In a terminal, verify that you can SSH into both servers, authenticating with your password:

$ ssh <username>@<App IP address> hostname
app
$ ssh <username>@<Monitor IP address> hostname
mon

Tip

If you cannot connect, check the network firewall logs for clues.

Set up SSH keys

Ubuntu’s default SSH configuration authenticates users with their passwords; however, public key authentication is more secure, and once it’s set up it is also easier to use. In this section, we will create a new SSH key for authenticating to both servers. Since the Admin Live USB was set up with SSH Client Persistence, this key will be saved on the Admin Live USB and can be used in the future to authenticate to the servers in order to perform administrative tasks.

First, generate the new SSH keypair:

ssh-keygen -t rsa -b 4096

You’ll be asked to “Enter file in which to save the key” Type Enter to use the default location.

Given that this key is on the encrypted persistence of a Tails USB, you do not need to add an additional passphrase to protect the key.
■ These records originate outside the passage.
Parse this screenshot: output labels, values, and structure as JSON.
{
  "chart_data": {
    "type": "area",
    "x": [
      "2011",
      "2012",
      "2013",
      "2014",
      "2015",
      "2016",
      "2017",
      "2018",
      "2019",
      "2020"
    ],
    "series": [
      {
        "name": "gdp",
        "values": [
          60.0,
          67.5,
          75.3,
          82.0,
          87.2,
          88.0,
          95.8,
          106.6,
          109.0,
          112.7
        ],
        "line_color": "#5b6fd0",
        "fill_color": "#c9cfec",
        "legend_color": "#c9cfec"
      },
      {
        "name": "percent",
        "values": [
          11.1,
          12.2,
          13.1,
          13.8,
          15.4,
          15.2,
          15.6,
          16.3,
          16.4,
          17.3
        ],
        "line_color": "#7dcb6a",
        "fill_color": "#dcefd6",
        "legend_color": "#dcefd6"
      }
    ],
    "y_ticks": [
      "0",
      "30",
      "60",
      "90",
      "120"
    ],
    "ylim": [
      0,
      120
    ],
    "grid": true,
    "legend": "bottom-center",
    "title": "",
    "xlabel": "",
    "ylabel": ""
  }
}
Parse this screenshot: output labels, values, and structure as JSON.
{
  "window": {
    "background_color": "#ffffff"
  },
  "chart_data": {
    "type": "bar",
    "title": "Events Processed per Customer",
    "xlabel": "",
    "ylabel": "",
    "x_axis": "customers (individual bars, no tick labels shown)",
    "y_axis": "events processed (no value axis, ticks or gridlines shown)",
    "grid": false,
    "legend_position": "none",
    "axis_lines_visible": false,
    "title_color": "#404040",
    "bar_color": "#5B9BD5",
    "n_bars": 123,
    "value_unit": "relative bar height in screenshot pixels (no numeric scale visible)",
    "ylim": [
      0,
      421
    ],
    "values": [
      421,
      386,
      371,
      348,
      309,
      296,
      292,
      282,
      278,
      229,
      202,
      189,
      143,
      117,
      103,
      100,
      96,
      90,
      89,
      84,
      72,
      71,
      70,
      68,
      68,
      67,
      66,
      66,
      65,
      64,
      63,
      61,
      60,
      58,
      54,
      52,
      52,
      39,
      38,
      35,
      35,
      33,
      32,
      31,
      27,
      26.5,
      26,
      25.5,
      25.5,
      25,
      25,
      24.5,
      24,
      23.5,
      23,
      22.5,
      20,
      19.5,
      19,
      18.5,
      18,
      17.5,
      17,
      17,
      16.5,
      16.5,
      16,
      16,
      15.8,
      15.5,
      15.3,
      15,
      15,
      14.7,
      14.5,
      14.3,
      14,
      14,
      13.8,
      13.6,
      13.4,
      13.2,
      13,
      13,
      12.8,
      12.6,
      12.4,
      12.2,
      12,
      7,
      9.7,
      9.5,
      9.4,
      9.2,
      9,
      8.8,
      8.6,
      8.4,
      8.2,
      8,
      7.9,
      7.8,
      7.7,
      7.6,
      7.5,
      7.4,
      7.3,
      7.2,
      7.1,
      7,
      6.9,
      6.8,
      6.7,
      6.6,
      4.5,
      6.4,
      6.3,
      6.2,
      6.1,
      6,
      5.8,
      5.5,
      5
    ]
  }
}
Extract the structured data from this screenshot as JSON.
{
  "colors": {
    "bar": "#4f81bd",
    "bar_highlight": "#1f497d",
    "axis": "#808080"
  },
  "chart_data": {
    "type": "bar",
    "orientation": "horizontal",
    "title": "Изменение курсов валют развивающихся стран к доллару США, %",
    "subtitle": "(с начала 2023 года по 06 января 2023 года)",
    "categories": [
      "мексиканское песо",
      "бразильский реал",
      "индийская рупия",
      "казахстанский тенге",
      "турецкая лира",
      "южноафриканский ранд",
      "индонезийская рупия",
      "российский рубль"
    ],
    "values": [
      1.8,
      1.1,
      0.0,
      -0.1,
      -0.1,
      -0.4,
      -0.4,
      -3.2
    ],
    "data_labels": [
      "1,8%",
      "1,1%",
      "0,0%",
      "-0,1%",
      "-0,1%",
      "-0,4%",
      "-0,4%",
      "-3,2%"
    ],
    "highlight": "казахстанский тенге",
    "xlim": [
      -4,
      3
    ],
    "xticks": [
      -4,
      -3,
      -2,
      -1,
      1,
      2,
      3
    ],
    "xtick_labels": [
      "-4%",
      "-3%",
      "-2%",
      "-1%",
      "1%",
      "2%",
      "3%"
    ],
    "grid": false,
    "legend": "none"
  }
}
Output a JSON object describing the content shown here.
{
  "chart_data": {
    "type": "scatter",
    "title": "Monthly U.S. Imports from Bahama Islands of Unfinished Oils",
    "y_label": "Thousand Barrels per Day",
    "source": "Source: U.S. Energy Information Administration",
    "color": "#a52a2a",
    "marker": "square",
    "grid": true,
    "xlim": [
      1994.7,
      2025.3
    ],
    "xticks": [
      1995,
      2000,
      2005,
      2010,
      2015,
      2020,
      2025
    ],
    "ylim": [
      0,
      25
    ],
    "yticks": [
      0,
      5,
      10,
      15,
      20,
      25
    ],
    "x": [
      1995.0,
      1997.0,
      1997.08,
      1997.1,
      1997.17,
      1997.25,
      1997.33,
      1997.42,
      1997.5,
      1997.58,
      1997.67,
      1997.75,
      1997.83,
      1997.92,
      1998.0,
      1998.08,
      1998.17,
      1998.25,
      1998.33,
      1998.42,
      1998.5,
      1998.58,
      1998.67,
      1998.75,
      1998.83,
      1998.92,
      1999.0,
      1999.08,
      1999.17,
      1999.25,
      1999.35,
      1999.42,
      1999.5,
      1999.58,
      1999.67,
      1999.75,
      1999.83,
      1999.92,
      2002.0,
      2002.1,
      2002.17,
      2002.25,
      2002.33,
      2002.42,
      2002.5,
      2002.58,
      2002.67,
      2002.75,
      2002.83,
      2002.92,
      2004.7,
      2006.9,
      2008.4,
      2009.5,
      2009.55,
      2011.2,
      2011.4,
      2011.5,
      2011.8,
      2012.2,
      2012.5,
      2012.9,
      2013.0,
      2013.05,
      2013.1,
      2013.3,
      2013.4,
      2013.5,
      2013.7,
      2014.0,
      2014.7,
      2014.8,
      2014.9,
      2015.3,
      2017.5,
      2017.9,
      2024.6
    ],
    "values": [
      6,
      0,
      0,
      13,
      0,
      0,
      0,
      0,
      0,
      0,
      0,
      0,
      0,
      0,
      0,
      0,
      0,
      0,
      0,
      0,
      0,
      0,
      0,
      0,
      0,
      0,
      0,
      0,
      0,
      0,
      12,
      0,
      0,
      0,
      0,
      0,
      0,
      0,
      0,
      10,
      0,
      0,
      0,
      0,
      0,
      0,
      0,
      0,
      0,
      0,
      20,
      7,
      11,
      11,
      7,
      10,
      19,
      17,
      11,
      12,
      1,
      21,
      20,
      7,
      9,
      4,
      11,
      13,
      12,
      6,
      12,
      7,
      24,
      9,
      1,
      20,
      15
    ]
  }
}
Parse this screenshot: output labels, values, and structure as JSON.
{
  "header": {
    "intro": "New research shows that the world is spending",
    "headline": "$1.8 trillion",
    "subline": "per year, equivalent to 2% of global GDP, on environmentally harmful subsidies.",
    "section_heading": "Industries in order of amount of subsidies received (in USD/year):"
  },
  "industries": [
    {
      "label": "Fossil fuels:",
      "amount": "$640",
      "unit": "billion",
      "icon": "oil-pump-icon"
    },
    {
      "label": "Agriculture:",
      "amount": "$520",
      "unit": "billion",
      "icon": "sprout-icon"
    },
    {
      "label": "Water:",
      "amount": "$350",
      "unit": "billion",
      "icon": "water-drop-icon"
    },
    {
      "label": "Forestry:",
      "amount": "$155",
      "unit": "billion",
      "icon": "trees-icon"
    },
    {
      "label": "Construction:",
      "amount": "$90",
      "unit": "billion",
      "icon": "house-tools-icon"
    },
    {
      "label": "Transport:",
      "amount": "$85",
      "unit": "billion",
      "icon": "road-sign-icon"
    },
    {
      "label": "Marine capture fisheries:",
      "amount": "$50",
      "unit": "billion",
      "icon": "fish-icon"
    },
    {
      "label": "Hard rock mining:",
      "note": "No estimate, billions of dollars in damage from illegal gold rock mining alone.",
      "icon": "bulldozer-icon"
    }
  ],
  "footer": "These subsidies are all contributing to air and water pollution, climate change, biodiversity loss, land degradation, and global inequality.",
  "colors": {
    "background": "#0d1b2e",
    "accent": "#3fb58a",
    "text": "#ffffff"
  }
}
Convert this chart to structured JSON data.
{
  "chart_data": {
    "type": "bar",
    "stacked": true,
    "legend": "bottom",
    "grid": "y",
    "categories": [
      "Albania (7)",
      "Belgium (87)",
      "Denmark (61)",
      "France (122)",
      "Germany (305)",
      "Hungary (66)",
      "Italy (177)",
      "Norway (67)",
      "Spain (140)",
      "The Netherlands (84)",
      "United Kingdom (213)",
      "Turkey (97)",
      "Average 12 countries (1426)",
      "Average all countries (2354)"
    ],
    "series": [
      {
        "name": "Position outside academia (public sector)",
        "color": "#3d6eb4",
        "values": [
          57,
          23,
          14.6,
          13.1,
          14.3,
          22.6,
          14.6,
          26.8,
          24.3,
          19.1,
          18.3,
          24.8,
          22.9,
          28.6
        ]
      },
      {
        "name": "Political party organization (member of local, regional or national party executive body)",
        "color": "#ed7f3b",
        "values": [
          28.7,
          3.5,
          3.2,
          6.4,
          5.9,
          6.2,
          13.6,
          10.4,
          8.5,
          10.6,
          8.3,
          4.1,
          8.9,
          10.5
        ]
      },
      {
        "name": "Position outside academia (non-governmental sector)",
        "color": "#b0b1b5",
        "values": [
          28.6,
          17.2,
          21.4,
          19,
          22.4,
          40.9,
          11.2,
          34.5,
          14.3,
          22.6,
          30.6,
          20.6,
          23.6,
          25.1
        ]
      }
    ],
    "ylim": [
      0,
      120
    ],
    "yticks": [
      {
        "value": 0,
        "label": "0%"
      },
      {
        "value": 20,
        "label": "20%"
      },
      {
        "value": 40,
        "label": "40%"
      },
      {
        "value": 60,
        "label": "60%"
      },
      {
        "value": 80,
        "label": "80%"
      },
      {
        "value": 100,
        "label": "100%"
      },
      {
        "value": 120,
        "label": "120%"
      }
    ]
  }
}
If you do elect to use a passphrase, note that you will need to manually type it (Tails’ pinentry will not allow you to copy and paste a passphrase).

Once the key has finished generating, you need to copy the public key to both servers. Use ssh-copy-id to copy the public key to each server, authenticating with your password:

ssh-copy-id <username>@<App IP address>
ssh-copy-id <username>@<Mon IP address>

Verify that you are able to authenticate to both servers by running the below commands. You should not be prompted for a passphrase (unless you chose to passphrase-protect the key you just created).

$ ssh <username>@<App IP address> hostname
app
$ ssh <username>@<Monitor IP address> hostname
mon

Minor Admin Tasks

DNS

The network firewall rules are set up to disable DNS traffic to the gateway, so if your system has not set nameservers, DNS queries will fail. You can test this by running host freedom.press. If the host isn’t found, or there is some other sort of failure, check the pfSense logs. You may see UDP traffic to the gateway on port 53 being blocked.

If this is the case, you need add the following lines to /etc/resolvconf/resolv.conf.d/tail

nameserver 8.8.8.8
nameserver 8.8.4.4

Then run sudo dpkg-reconfigure resolvconf. This will update /etc/resolv.conf to include the new name servers. Verify that host freedom.press succeeds.

System Date

The ansible playbooks you will run later depend on the system clock being set accurately, so run sudo ntpdate on both servers.